Kedua, saya kurang begitu sreg dengan pilihan yang jatuh pada Zaskia Adya Mecca yang memerankan Noura, si gadis teraniaya anak si Muka Dingin Bahadur. Bukan karena akting Zaskia, tapi lebih karena kurang matching-nya wajah dan karakter seorang Zaskia dengan karakter seorang Noura yang bengis dan pendendam. Seharusnya pembuat film ini bisa menggiring emosi penonton untuk membenci karakter Noura. Tapi karena si imut Zaskia yang memerankan Noura, agaknya penonton seperti saya agak susah untuk memiliki perasaan seperti itu. Jadi intinya, tampang Zaskia yang imut dan sangat Melayu itu tidak cocok memerankan Noura yang berdarah Arab dan memiliki sifat bengis. Saya lebih sreg kalau Zaskia memerankan tokoh Nurul (diperankan Melanie Putria), si gadis patah hati anak pemilik salah satu pesantren dari Indonesia.

Di luar itu, saya pikir secara keseluruhan film ini sudah lumayan bagus. AAC adalah film yang menurut saya paling berbobot dibanding film-film Indonesia lainnya yang pernah saya tonton. Tema poligami dan romantisme hubungan pria-wanita (dalam perspektif Islam) yang menjadi daya tarik utama film ini, begitu indah ditampilkan secara visual oleh sang sutradara Hanung Bramantyo. Meski katanya, dari sisi pengambilan gambar hampir seluruhnya tidak dilakukan di Mesir. Begitu pula dengan pesan (message) keislamannya, disampaikan sangat wajar dan terkesan tidak dipaksakan. Seperti adegan saat Maria, si Gadis Koptik yang Aneh, membacakan surah Mariyam di hadapan Fahri dalam sebuah bus, adegan pembelaan yang dilakukan Fahri kepada Alicia dan Aisha di dalam metro, atau adegan tallaqi Fahri kepada Syaikh Utsman Abdul Fattah.
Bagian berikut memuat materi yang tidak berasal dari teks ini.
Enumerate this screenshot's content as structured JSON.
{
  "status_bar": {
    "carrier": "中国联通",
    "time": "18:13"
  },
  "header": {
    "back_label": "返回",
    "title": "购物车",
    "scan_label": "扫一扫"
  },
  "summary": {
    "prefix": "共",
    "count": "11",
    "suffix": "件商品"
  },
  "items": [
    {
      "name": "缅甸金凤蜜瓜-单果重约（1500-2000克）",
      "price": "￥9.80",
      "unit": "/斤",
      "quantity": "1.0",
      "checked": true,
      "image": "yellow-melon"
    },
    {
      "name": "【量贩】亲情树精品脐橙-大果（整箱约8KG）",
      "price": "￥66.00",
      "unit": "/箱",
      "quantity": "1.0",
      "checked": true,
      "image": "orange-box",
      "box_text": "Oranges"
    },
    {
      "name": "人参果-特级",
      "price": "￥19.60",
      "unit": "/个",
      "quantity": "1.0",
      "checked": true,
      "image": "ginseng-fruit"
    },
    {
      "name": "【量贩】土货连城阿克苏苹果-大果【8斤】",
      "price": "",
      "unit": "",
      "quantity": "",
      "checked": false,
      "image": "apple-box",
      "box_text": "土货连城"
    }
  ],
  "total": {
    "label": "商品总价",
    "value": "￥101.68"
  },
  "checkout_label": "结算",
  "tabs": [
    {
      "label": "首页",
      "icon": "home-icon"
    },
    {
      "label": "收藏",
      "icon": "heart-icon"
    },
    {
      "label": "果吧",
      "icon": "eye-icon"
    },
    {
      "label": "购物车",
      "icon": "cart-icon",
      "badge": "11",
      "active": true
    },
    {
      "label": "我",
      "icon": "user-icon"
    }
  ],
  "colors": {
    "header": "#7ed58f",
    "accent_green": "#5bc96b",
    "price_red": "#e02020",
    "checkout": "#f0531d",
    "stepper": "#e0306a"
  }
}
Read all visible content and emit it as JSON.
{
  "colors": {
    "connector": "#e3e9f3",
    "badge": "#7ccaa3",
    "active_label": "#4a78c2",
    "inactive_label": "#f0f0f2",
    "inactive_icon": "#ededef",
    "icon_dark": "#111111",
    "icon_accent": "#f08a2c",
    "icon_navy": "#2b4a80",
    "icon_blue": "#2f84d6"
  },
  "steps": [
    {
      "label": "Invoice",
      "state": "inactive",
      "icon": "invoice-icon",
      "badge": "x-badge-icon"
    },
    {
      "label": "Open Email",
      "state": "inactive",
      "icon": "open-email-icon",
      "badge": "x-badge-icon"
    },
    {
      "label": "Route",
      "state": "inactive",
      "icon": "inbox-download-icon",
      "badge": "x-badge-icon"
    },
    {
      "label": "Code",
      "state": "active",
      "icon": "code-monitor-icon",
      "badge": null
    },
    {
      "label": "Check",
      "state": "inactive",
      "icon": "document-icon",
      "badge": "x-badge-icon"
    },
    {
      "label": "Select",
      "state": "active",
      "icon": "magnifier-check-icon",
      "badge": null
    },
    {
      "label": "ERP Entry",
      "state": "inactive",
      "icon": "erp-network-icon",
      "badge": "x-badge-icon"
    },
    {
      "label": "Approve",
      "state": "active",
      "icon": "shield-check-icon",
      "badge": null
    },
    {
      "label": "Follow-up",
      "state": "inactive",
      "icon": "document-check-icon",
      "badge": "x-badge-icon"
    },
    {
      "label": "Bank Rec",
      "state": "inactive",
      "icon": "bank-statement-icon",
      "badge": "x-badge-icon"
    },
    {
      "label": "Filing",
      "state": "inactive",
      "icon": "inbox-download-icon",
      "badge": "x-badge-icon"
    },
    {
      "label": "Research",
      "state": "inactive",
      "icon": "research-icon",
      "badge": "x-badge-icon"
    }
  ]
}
Jarang sebuah film bisa menghipnotis seseorang hingga berderai-derai seperti yang terjadi pada sohib saya si Ucok Pohan. Sehabis nonton si Ucok mengaku kepada saya dari mulai pertengahan film (saat Maria dan Nurul digambarkan tercabik-cabik perasaannya mengetahui Fahri menikah dengan Aisha, lalu serangkaian tuduhan keji yang dialamatkan kepada Fahri, atau saat Maria di ujung hayatnya meminta menjadi makmum bersama Aisha yang diimami sang suami Fahri, hingga antiklimaks saat Fahri bahagia bersama Aisha), si Ucok mengaku ia tak kuasa menitikkan airmata! Apalagi manakala kejadian-kejadian menyayat hati itu diiringi lantunan nan syahdu penyanyi Rossa dari album Ayat Ayat Cinta, atau suara serak Ust. Jeffry Al Buchori yang menyenandungkan Istighfar. Hehe tak sangka saya, si Ucok yang berbadan tinggi besar dan bermuka agak sedikit garang itu, luluh juga hatinya menonton film ini:-P. Cok, cok, cemen kali kau!

Saya sendiri? Hehe meski tak separah si Ucok rasanya sulit melupakan begitu saja esensi dari film ini. Kalau saja saya dalam posisi Fahri, saya juga rasanya sulit menolak dua hati seperti Aisha dan Maria:-P. Yang jelas, semisal saya dalam posisi Fahri yah, saya akan belajar dan berusaha untuk mendekati adil, meski kata si Saiful, teman satu kostnya Fahri, sangat tidak mungkin menerapkan konsep adil dalam perkara poligami:-). Wallahualam.